US President Joe Biden has issued an executive order banning the mass transfer of citizens’ personal data to countries of interest.
The Executive Order also “provides assurances regarding other activities that may give those countries access to Americans’ sensitive data,” the White House said in a statement.
This includes sensitive information such as genomic data, biometric data, personal health data, geolocation data, financial data, and some types of personally identifiable information (PII).
The US government said threat actors could use this information as a weapon to track their citizens and transmit it to data brokers and foreign intelligence services, which can then be used for intrusive surveillance, scams, blackmail and other violations of privacy.
“Commercial data brokers and other companies may sell this data to countries of concern, or to entities controlled by those countries, and may end up in the hands of foreign intelligence services, militaries, or companies controlled by foreign governments,” the government said.
In November 2023, researchers at Duke University revealed that it is trivial to “obtain sensitive data on active-duty members of the military, their families, and veterans, including non-public, individually identified, sensitive data, such as health data, financial data data and information on religious practices” from data brokers for as little as $0.12 per record.
Saying that the sale of such data poses risks to privacy, counterintelligence, blackmail and national security, he added that hostile nations could collect personal information on activists, journalists, dissidents and marginalized communities with the aim of limiting freedom of expression and curb dissent.
The government said the affected countries have “a track record of collecting and misusing data on Americans.” According to the US Department of Justice, countries that fall into this category include China, Russia, Iran, North Korea, Cuba and Venezuela.
The Executive Order directs federal agencies to issue regulations that establish clear protections for sensitive personal and government-related data from access and exploitation, as well as establish high security standards to limit access to data through commercial agreements.
Additionally, the order requires the Departments of Health and Human Services, Defense, and Veterans Affairs to ensure that federal grants, contracts, and awards are not misused to facilitate access to sensitive data.
“The administration’s decision to limit the flow of personal data to only a handful of countries of concern, such as China, is a mistake,” Senator Ron Wyden said in a statement, and that the argument that it cannot be prevented for the US government to purchase Americans’ data is no longer valid.

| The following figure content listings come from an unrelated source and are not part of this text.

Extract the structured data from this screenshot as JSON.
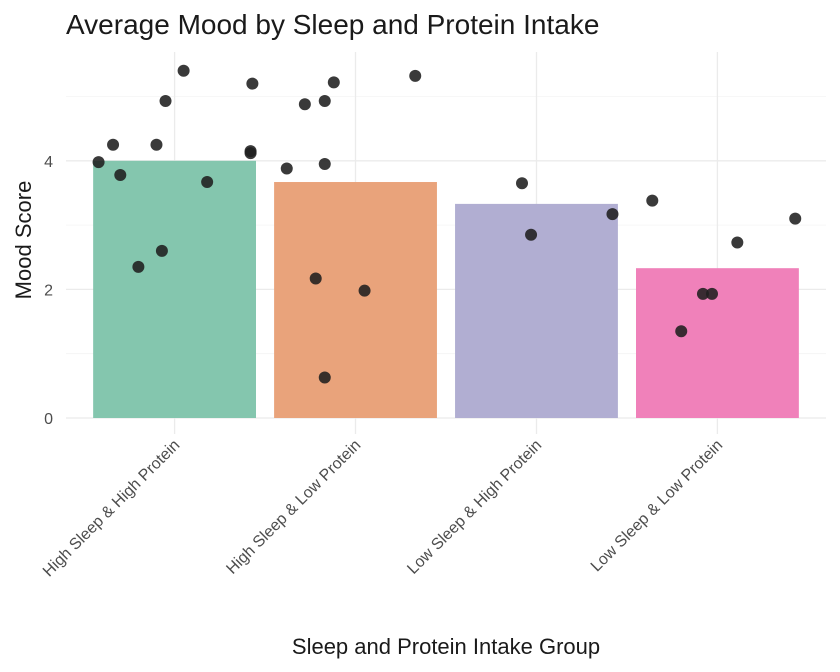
{
  "chart_data": {
    "type": "bar",
    "title": "Average Mood by Sleep and Protein Intake",
    "xlabel": "Sleep and Protein Intake Group",
    "ylabel": "Mood Score",
    "categories": [
      "High Sleep & High Protein",
      "High Sleep & Low Protein",
      "Low Sleep & High Protein",
      "Low Sleep & Low Protein"
    ],
    "values": [
      4.0,
      3.67,
      3.33,
      2.33
    ],
    "bar_colors": [
      "#80c4ab",
      "#e8a077",
      "#aeabd1",
      "#ef7db8"
    ],
    "point_color": "#1f1f1f",
    "ylim": [
      0,
      5.6
    ],
    "y_ticks": [
      0,
      2,
      4
    ],
    "grid": true,
    "legend": "none",
    "points": [
      [
        {
          "offset": -0.05,
          "y": 4.93
        },
        {
          "offset": 0.05,
          "y": 5.4
        },
        {
          "offset": 0.43,
          "y": 5.2
        },
        {
          "offset": -0.34,
          "y": 4.25
        },
        {
          "offset": -0.1,
          "y": 4.25
        },
        {
          "offset": 0.42,
          "y": 4.15
        },
        {
          "offset": 0.42,
          "y": 4.12
        },
        {
          "offset": -0.42,
          "y": 3.98
        },
        {
          "offset": -0.3,
          "y": 3.78
        },
        {
          "offset": 0.18,
          "y": 3.67
        },
        {
          "offset": -0.07,
          "y": 2.6
        },
        {
          "offset": -0.2,
          "y": 2.35
        }
      ],
      [
        {
          "offset": -0.12,
          "y": 5.22
        },
        {
          "offset": 0.33,
          "y": 5.32
        },
        {
          "offset": -0.28,
          "y": 4.88
        },
        {
          "offset": -0.17,
          "y": 4.93
        },
        {
          "offset": -0.17,
          "y": 3.95
        },
        {
          "offset": -0.38,
          "y": 3.88
        },
        {
          "offset": -0.22,
          "y": 2.17
        },
        {
          "offset": 0.05,
          "y": 1.98
        },
        {
          "offset": -0.17,
          "y": 0.63
        }
      ],
      [
        {
          "offset": -0.08,
          "y": 3.65
        },
        {
          "offset": 0.42,
          "y": 3.17
        },
        {
          "offset": -0.03,
          "y": 2.85
        }
      ],
      [
        {
          "offset": -0.36,
          "y": 3.38
        },
        {
          "offset": 0.43,
          "y": 3.1
        },
        {
          "offset": 0.11,
          "y": 2.73
        },
        {
          "offset": -0.08,
          "y": 1.93
        },
        {
          "offset": -0.03,
          "y": 1.93
        },
        {
          "offset": -0.2,
          "y": 1.35
        }
      ]
    ]
  }
}
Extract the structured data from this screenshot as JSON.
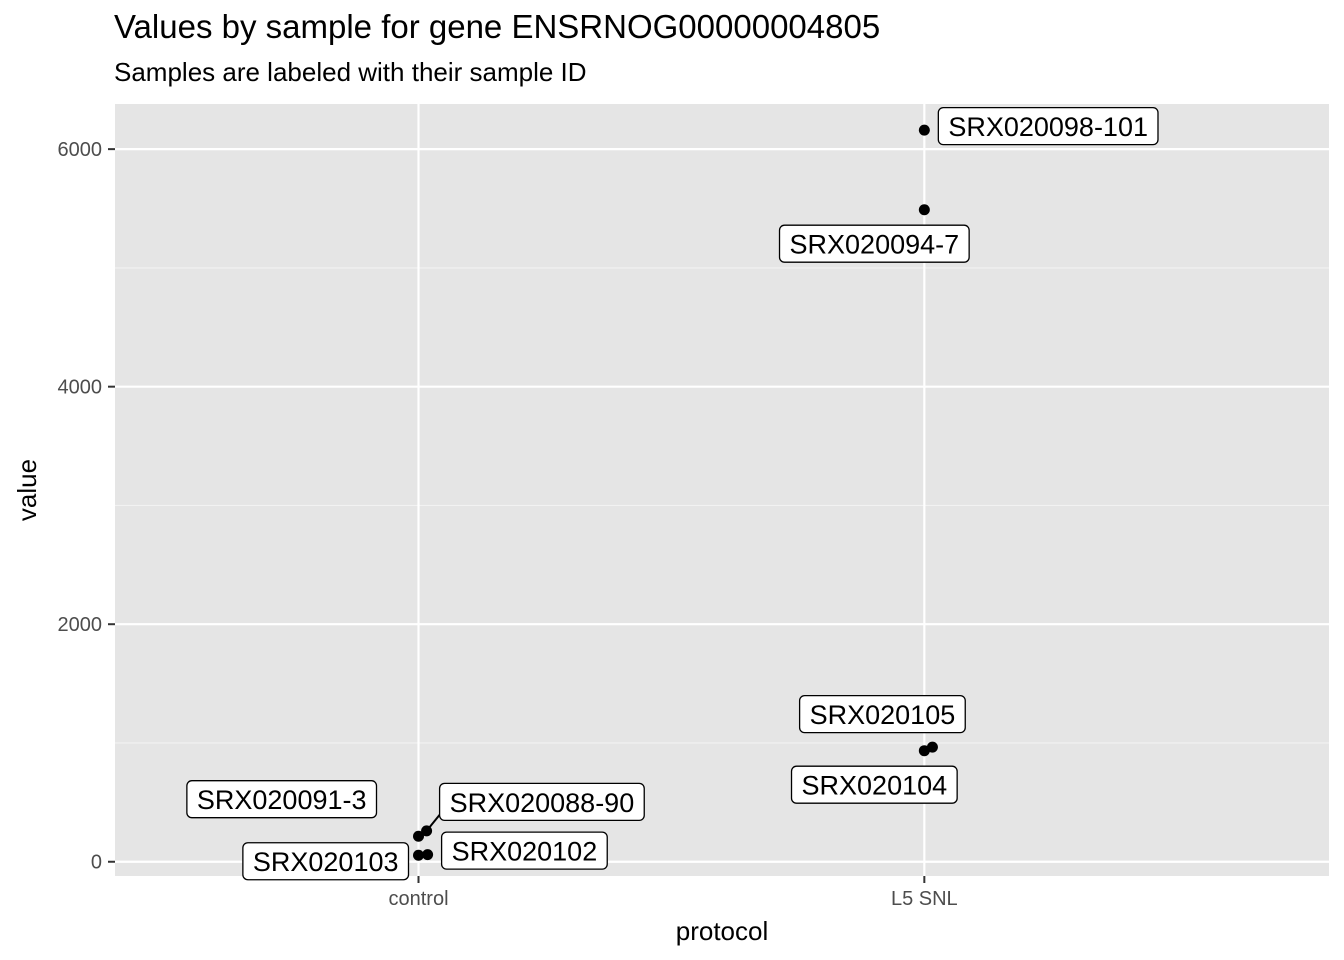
{
  "chart_data": {
    "type": "scatter",
    "title": "Values by sample for gene ENSRNOG00000004805",
    "subtitle": "Samples are labeled with their sample ID",
    "xlabel": "protocol",
    "ylabel": "value",
    "categories": [
      "control",
      "L5 SNL"
    ],
    "ylim": [
      -120,
      6380
    ],
    "yticks": [
      0,
      2000,
      4000,
      6000
    ],
    "grid": true,
    "points": [
      {
        "category": "control",
        "jitter": 0.0,
        "value": 215,
        "label": "SRX020091-3",
        "label_side": "upper-left"
      },
      {
        "category": "control",
        "jitter": 0.016,
        "value": 260,
        "label": "SRX020088-90",
        "label_side": "upper-right"
      },
      {
        "category": "control",
        "jitter": 0.0,
        "value": 55,
        "label": "SRX020103",
        "label_side": "left"
      },
      {
        "category": "control",
        "jitter": 0.018,
        "value": 60,
        "label": "SRX020102",
        "label_side": "right"
      },
      {
        "category": "L5 SNL",
        "jitter": 0.0,
        "value": 6160,
        "label": "SRX020098-101",
        "label_side": "right"
      },
      {
        "category": "L5 SNL",
        "jitter": 0.0,
        "value": 5490,
        "label": "SRX020094-7",
        "label_side": "below"
      },
      {
        "category": "L5 SNL",
        "jitter": 0.016,
        "value": 965,
        "label": "SRX020105",
        "label_side": "above"
      },
      {
        "category": "L5 SNL",
        "jitter": 0.0,
        "value": 935,
        "label": "SRX020104",
        "label_side": "below"
      }
    ]
  }
}
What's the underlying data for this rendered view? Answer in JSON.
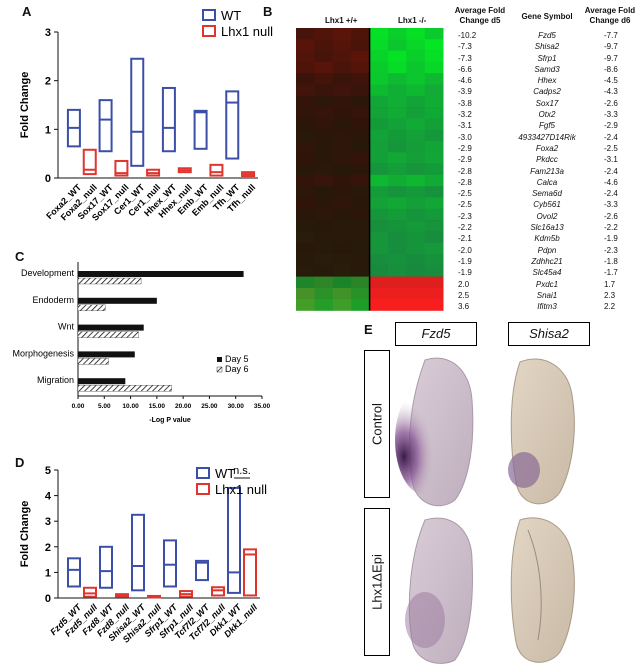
{
  "panels": {
    "a": "A",
    "b": "B",
    "c": "C",
    "d": "D",
    "e": "E"
  },
  "colors": {
    "wt": "#3b4fa8",
    "null": "#e0342f",
    "black": "#111111"
  },
  "panelA": {
    "chart_data": {
      "type": "box",
      "ylabel": "Fold Change",
      "ylim": [
        0,
        3
      ],
      "yticks": [
        "0",
        "1",
        "2",
        "3"
      ],
      "legend": [
        "WT",
        "Lhx1 null"
      ],
      "categories": [
        "Foxa2_WT",
        "Foxa2_null",
        "Sox17_WT",
        "Sox17_null",
        "Cer1_WT",
        "Cer1_null",
        "Hhex_WT",
        "Hhex_null",
        "Emb_WT",
        "Emb_null",
        "Tfh_WT",
        "Tfh_null"
      ],
      "boxes": [
        {
          "name": "Foxa2_WT",
          "group": "WT",
          "min": 0.65,
          "max": 1.4,
          "median": 1.03
        },
        {
          "name": "Foxa2_null",
          "group": "null",
          "min": 0.08,
          "max": 0.58,
          "median": 0.17
        },
        {
          "name": "Sox17_WT",
          "group": "WT",
          "min": 0.55,
          "max": 1.6,
          "median": 1.2
        },
        {
          "name": "Sox17_null",
          "group": "null",
          "min": 0.05,
          "max": 0.35,
          "median": 0.1
        },
        {
          "name": "Cer1_WT",
          "group": "WT",
          "min": 0.25,
          "max": 2.45,
          "median": 0.95
        },
        {
          "name": "Cer1_null",
          "group": "null",
          "min": 0.05,
          "max": 0.17,
          "median": 0.1
        },
        {
          "name": "Hhex_WT",
          "group": "WT",
          "min": 0.55,
          "max": 1.85,
          "median": 1.03
        },
        {
          "name": "Hhex_null",
          "group": "null",
          "min": 0.12,
          "max": 0.2,
          "median": 0.16
        },
        {
          "name": "Emb_WT",
          "group": "WT",
          "min": 0.6,
          "max": 1.38,
          "median": 1.35
        },
        {
          "name": "Emb_null",
          "group": "null",
          "min": 0.05,
          "max": 0.27,
          "median": 0.12
        },
        {
          "name": "Tfh_WT",
          "group": "WT",
          "min": 0.4,
          "max": 1.78,
          "median": 1.55
        },
        {
          "name": "Tfh_null",
          "group": "null",
          "min": 0.04,
          "max": 0.12,
          "median": 0.08
        }
      ]
    }
  },
  "panelB": {
    "heatmap_header_a": "Lhx1 +/+",
    "heatmap_header_b": "Lhx1 -/-",
    "col_head_1": "Average Fold Change d5",
    "col_head_2": "Gene Symbol",
    "col_head_3": "Average Fold Change d6",
    "rows": [
      {
        "d5": "-10.2",
        "gene": "Fzd5",
        "d6": "-7.7"
      },
      {
        "d5": "-7.3",
        "gene": "Shisa2",
        "d6": "-9.7"
      },
      {
        "d5": "-7.3",
        "gene": "Sfrp1",
        "d6": "-9.7"
      },
      {
        "d5": "-6.6",
        "gene": "Samd3",
        "d6": "-8.6"
      },
      {
        "d5": "-4.6",
        "gene": "Hhex",
        "d6": "-4.5"
      },
      {
        "d5": "-3.9",
        "gene": "Cadps2",
        "d6": "-4.3"
      },
      {
        "d5": "-3.8",
        "gene": "Sox17",
        "d6": "-2.6"
      },
      {
        "d5": "-3.2",
        "gene": "Otx2",
        "d6": "-3.3"
      },
      {
        "d5": "-3.1",
        "gene": "Fgf5",
        "d6": "-2.9"
      },
      {
        "d5": "-3.0",
        "gene": "4933427D14Rik",
        "d6": "-2.4"
      },
      {
        "d5": "-2.9",
        "gene": "Foxa2",
        "d6": "-2.5"
      },
      {
        "d5": "-2.9",
        "gene": "Pkdcc",
        "d6": "-3.1"
      },
      {
        "d5": "-2.8",
        "gene": "Fam213a",
        "d6": "-2.4"
      },
      {
        "d5": "-2.8",
        "gene": "Calca",
        "d6": "-4.6"
      },
      {
        "d5": "-2.5",
        "gene": "Sema6d",
        "d6": "-2.4"
      },
      {
        "d5": "-2.5",
        "gene": "Cyb561",
        "d6": "-3.3"
      },
      {
        "d5": "-2.3",
        "gene": "Ovol2",
        "d6": "-2.6"
      },
      {
        "d5": "-2.2",
        "gene": "Slc16a13",
        "d6": "-2.2"
      },
      {
        "d5": "-2.1",
        "gene": "Kdm5b",
        "d6": "-1.9"
      },
      {
        "d5": "-2.0",
        "gene": "Pdpn",
        "d6": "-2.3"
      },
      {
        "d5": "-1.9",
        "gene": "Zdhhc21",
        "d6": "-1.8"
      },
      {
        "d5": "-1.9",
        "gene": "Slc45a4",
        "d6": "-1.7"
      },
      {
        "d5": "2.0",
        "gene": "Pxdc1",
        "d6": "1.7"
      },
      {
        "d5": "2.5",
        "gene": "Snai1",
        "d6": "2.3"
      },
      {
        "d5": "3.6",
        "gene": "Ifitm3",
        "d6": "2.2"
      }
    ]
  },
  "panelC": {
    "chart_data": {
      "type": "bar",
      "orientation": "horizontal",
      "categories": [
        "Development",
        "Endoderm",
        "Wnt",
        "Morphogenesis",
        "Migration"
      ],
      "series": [
        {
          "name": "Day 5",
          "values": [
            31.5,
            15.0,
            12.5,
            10.8,
            9.0
          ]
        },
        {
          "name": "Day 6",
          "values": [
            12.0,
            5.2,
            11.5,
            5.8,
            17.8
          ]
        }
      ],
      "xlabel": "-Log P value",
      "xlim": [
        0,
        35
      ],
      "xticks": [
        "0.00",
        "5.00",
        "10.00",
        "15.00",
        "20.00",
        "25.00",
        "30.00",
        "35.00"
      ],
      "legend": [
        "Day 5",
        "Day 6"
      ]
    }
  },
  "panelD": {
    "chart_data": {
      "type": "box",
      "ylabel": "Fold Change",
      "ylim": [
        0,
        5
      ],
      "yticks": [
        "0",
        "1",
        "2",
        "3",
        "4",
        "5"
      ],
      "legend": [
        "WT",
        "Lhx1 null"
      ],
      "annotation": "n.s.",
      "categories": [
        "Fzd5_WT",
        "Fzd5_null",
        "Fzd8_WT",
        "Fzd8_null",
        "Shisa2_WT",
        "Shisa2_null",
        "Sfrp1_WT",
        "Sfrp1_null",
        "Tcf7l2_WT",
        "Tcf7l2_null",
        "Dkk1_WT",
        "Dkk1_null"
      ],
      "boxes": [
        {
          "name": "Fzd5_WT",
          "group": "WT",
          "min": 0.45,
          "max": 1.55,
          "median": 1.1
        },
        {
          "name": "Fzd5_null",
          "group": "null",
          "min": 0.05,
          "max": 0.4,
          "median": 0.18
        },
        {
          "name": "Fzd8_WT",
          "group": "WT",
          "min": 0.4,
          "max": 2.0,
          "median": 1.05
        },
        {
          "name": "Fzd8_null",
          "group": "null",
          "min": 0.05,
          "max": 0.15,
          "median": 0.1
        },
        {
          "name": "Shisa2_WT",
          "group": "WT",
          "min": 0.3,
          "max": 3.25,
          "median": 1.25
        },
        {
          "name": "Shisa2_null",
          "group": "null",
          "min": 0.03,
          "max": 0.08,
          "median": 0.05
        },
        {
          "name": "Sfrp1_WT",
          "group": "WT",
          "min": 0.45,
          "max": 2.25,
          "median": 1.3
        },
        {
          "name": "Sfrp1_null",
          "group": "null",
          "min": 0.05,
          "max": 0.27,
          "median": 0.15
        },
        {
          "name": "Tcf7l2_WT",
          "group": "WT",
          "min": 0.7,
          "max": 1.45,
          "median": 1.38
        },
        {
          "name": "Tcf7l2_null",
          "group": "null",
          "min": 0.1,
          "max": 0.42,
          "median": 0.3
        },
        {
          "name": "Dkk1_WT",
          "group": "WT",
          "min": 0.2,
          "max": 4.3,
          "median": 1.0
        },
        {
          "name": "Dkk1_null",
          "group": "null",
          "min": 0.1,
          "max": 1.9,
          "median": 1.7
        }
      ]
    }
  },
  "panelE": {
    "col_1": "Fzd5",
    "col_2": "Shisa2",
    "row_1": "Control",
    "row_2": "Lhx1ΔEpi"
  }
}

“Authoritarian dictatorships like Saudi Arabia and the United Arab Emirates cannot be trusted with Americans’ personal data, both because they are likely to use it to undermine U.S. national security and target dissidents residing in the United States, but also because these countries do not have the effective privacy laws needed to prevent the data from being disclosed to China.”
The latest attempt to regulate the data broker industry comes as the US added China’s Chengdu Beizhan Electronics and Canadian network intelligence firm Sandvine to its Entity List after the latter’s middleboxes were found to have been hacked. used last year to deliver spyware against a former member of the Egyptian parliament.
A September 2023 Bloomberg report also found that Sandvine’s equipment had been used by the governments of Egypt and Belarus to censor content on the internet.
Access Now said Sandvine’s internet blocking technologies have facilitated human rights abuses by repressive governments around the world, including Azerbaijan, Jordan, Russia, Turkey and the United Arab Emirates, noting that they have played a “direct role” in the Internet shutdown in Belarus in 2020. .
“Sandvine provides deep packet inspection tools, which have been used in mass web monitoring and censorship to block news, as well as to target political actors and human rights activists,” the US State Department said , explaining the rationale behind adding the company to the trade restricted list. “This technology has been misused to inject commercial spyware into the devices of perceived critics and dissidents.”